One of my big goals this year has been to make my classes more interactive. I want to get kids involved and not be just passive listeners. Surprisingly students seem resistant to participate. They like sitting back and pretending to pay attention. That's not very good for learning though. Yesterday I tried something different. I’d like to say it was well planned and laid out in advance but it wasn’t. It sort of just happened. But it worked out well so I thought I would share it. Maybe someone can help me make it better for next year.

So hear is the set up. We have about two weeks left to the school year and I’ve been introducing my freshmen to coding. Lately we have been discussing loops.  My idea was some code that simulated a horse race multiple times while counting which horse won the most times. I decide to talk about coin flipping first.

I assigned four roles for students:

  • A student to flip coins and report heads or tails.
  • A student to count how many flips happened and call stop after the 10th flip
  • A student to keep track of heads
  • A student to keep track of tails

We ran through several iterations of students flipping coins and having my “variables” report results.

Next we wrote some code together during which I made frequent references to the initial people based “code.” We translated the various student roles into variables, actions (like flipping and counting the for loop), and let’s not forget displaying results. It seemed to work well as the level of involvement in creating the code was up from usual. We’ll see about retention today but I am hopeful. I want to find more ways to do similar things. Suggestions anyone?

1 comment:

Alex Lew said...

I do something similar when we learn GUI programming! We use a Racket framework called Universe, in which you implement an interactive program by defining a few functions and registering them as callbacks:

render —> takes in some info about application state and returns a rendered image of the app — basically the “painting” method
handle-key-press —> takes in info about current app state and a key press that just happened, returns new app state info (which will be passed along to render to re-render the scene)
handle-mouse-event —> same idea as handle-key-press

I have the kids be the functions, with render actually drawing pictures of windows on the board, and the others being “called” as apporpriate and responding with their return values.
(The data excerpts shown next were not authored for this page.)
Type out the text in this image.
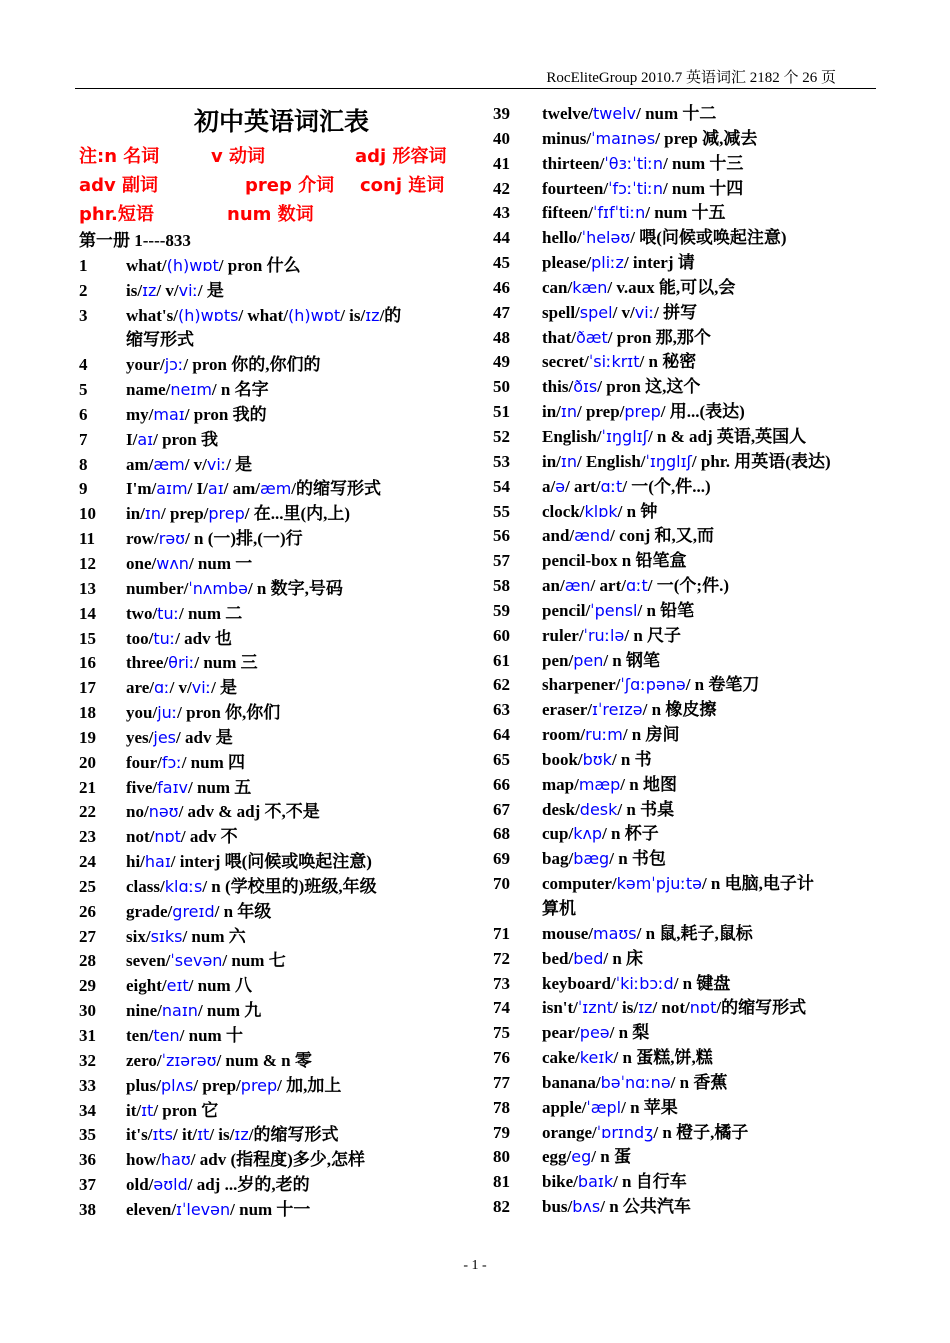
RocEliteGroup 2010.7 英语词汇 2182 个 26 页
初中英语词汇表
注:n 名词	v 动词	adj 形容词
adv 副词	prep 介词 conj 连词
phr.短语	num 数词
第一册 1----833
1 what/(h)wɒt/ pron 什么
2 is/ɪz/ v/viː/ 是
3 what's/(h)wɒts/ what/(h)wɒt/ is/ɪz/的
缩写形式
4 your/jɔː/ pron 你的,你们的
5 name/neɪm/ n 名字
6 my/maɪ/ pron 我的
7 I/aɪ/ pron 我
8 am/æm/ v/viː/ 是
9 I'm/aɪm/ I/aɪ/ am/æm/的缩写形式
10 in/ɪn/ prep/prep/ 在...里(内,上)
11 row/rəʊ/ n (一)排,(一)行
12 one/wʌn/ num 一
13 number/ˈnʌmbə/ n 数字,号码
14 two/tuː/ num 二
15 too/tuː/ adv 也
16 three/θriː/ num 三
17 are/ɑː/ v/viː/ 是
18 you/juː/ pron 你,你们
19 yes/jes/ adv 是
20 four/fɔː/ num 四
21 five/faɪv/ num 五
22 no/nəʊ/ adv & adj 不,不是
23 not/nɒt/ adv 不
24 hi/haɪ/ interj 喂(问候或唤起注意)
25 class/klɑːs/ n (学校里的)班级,年级
26 grade/greɪd/ n 年级
27 six/sɪks/ num 六
28 seven/ˈsevən/ num 七
29 eight/eɪt/ num 八
30 nine/naɪn/ num 九
31 ten/ten/ num 十
32 zero/ˈzɪərəʊ/ num & n 零
33 plus/plʌs/ prep/prep/ 加,加上
34 it/ɪt/ pron 它
35 it's/ɪts/ it/ɪt/ is/ɪz/的缩写形式
36 how/haʊ/ adv (指程度)多少,怎样
37 old/əʊld/ adj ...岁的,老的
38 eleven/ɪˈlevən/ num 十一
39 twelve/twelv/ num 十二
40 minus/ˈmaɪnəs/ prep 减,减去
41 thirteen/ˈθɜːˈtiːn/ num 十三
42 fourteen/ˈfɔːˈtiːn/ num 十四
43 fifteen/ˈfɪfˈtiːn/ num 十五
44 hello/ˈheləʊ/ 喂(问候或唤起注意)
45 please/pliːz/ interj 请
46 can/kæn/ v.aux 能,可以,会
47 spell/spel/ v/viː/ 拼写
48 that/ðæt/ pron 那,那个
49 secret/ˈsiːkrɪt/ n 秘密
50 this/ðɪs/ pron 这,这个
51 in/ɪn/ prep/prep/ 用...(表达)
52 English/ˈɪŋglɪʃ/ n & adj 英语,英国人
53 in/ɪn/ English/ˈɪŋglɪʃ/ phr. 用英语(表达)
54 a/ə/ art/ɑːt/ 一(个,件...)
55 clock/klɒk/ n 钟
56 and/ænd/ conj 和,又,而
57 pencil-box n 铅笔盒
58 an/æn/ art/ɑːt/ 一(个;件.)
59 pencil/ˈpensl/ n 铅笔
60 ruler/ˈruːlə/ n 尺子
61 pen/pen/ n 钢笔
62 sharpener/ˈʃɑːpənə/ n 卷笔刀
63 eraser/ɪˈreɪzə/ n 橡皮擦
64 room/ruːm/ n 房间
65 book/bʊk/ n 书
66 map/mæp/ n 地图
67 desk/desk/ n 书桌
68 cup/kʌp/ n 杯子
69 bag/bæg/ n 书包
70 computer/kəmˈpjuːtə/ n 电脑,电子计
算机
71 mouse/maʊs/ n 鼠,耗子,鼠标
72 bed/bed/ n 床
73 keyboard/ˈkiːbɔːd/ n 键盘
74 isn't/ˈɪznt/ is/ɪz/ not/nɒt/的缩写形式
75 pear/peə/ n 梨
76 cake/keɪk/ n 蛋糕,饼,糕
77 banana/bəˈnɑːnə/ n 香蕉
78 apple/ˈæpl/ n 苹果
79 orange/ˈɒrɪndʒ/ n 橙子,橘子
80 egg/eg/ n 蛋
81 bike/baɪk/ n 自行车
82 bus/bʌs/ n 公共汽车
- 1 -
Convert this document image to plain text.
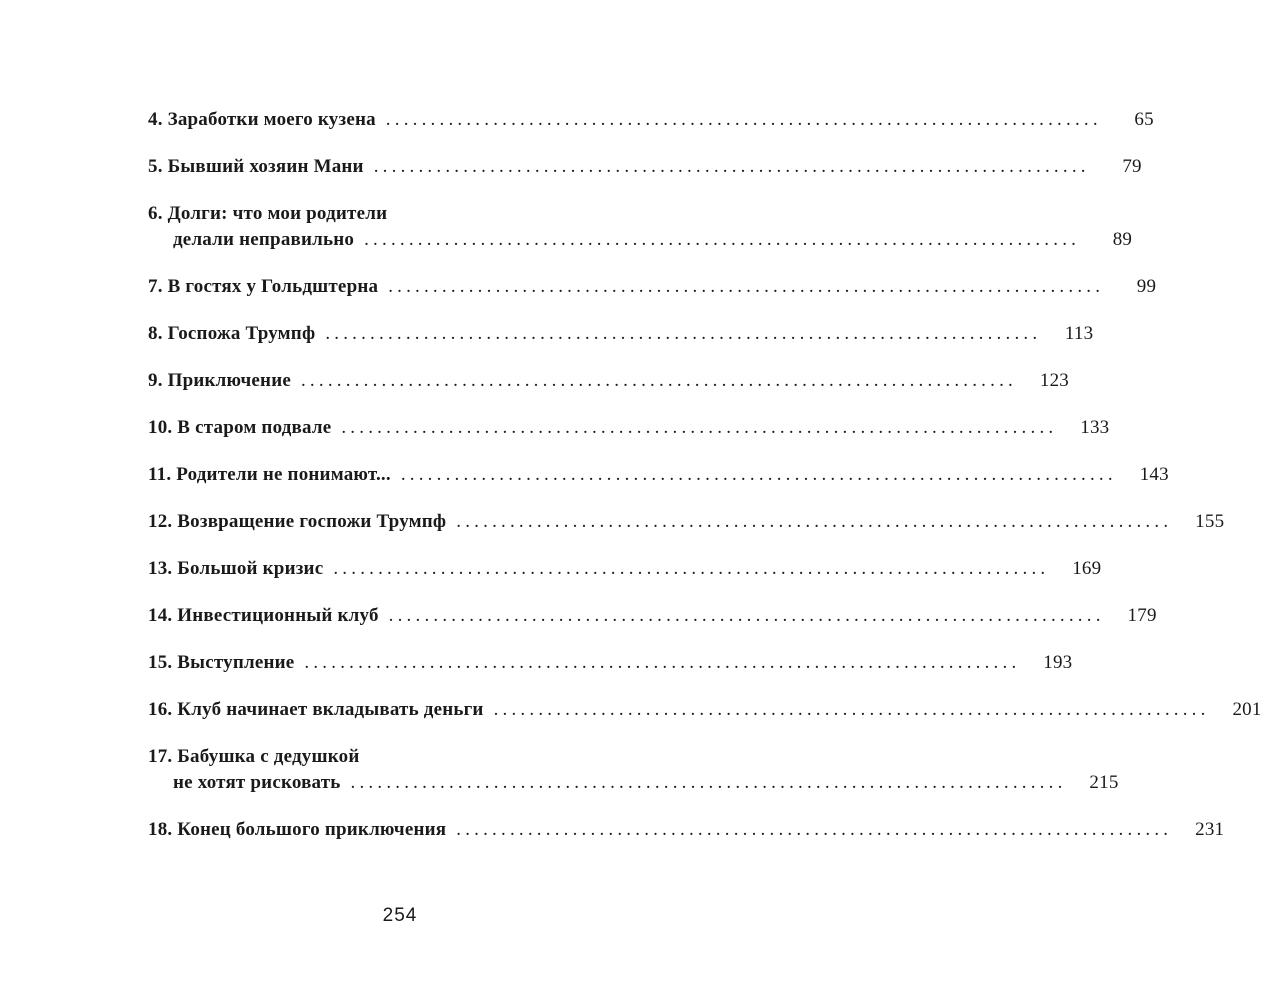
4. Заработки моего кузена ................................................................................	65
5. Бывший хозяин Мани ................................................................................	79
6. Долги: что мои родители
делали неправильно ................................................................................	89
7. В гостях у Гольдштерна ................................................................................	99
8. Госпожа Трумпф ................................................................................	113
9. Приключение ................................................................................	123
10. В старом подвале ................................................................................	133
11. Родители не понимают... ................................................................................	143
12. Возвращение госпожи Трумпф ................................................................................	155
13. Большой кризис ................................................................................	169
14. Инвестиционный клуб ................................................................................	179
15. Выступление ................................................................................	193
16. Клуб начинает вкладывать деньги ................................................................................	201
17. Бабушка с дедушкой
не хотят рисковать ................................................................................	215
18. Конец большого приключения ................................................................................	231
254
I play the ‘operating system’, and will ask the mouse handler, e.g., “OK, so the mouse was just clicked at position 40, 50. The application state is currently x,y,z. What is the new application state?” … “OK, render, the new app state is a,b,c — render that to the board."

We go through this a bit, and then sit down to write the actual code, and I name the functions after the kids. It helps give context to the code they’re writing, and gets them engaged! I definitely want to think about how to use this type of activity more.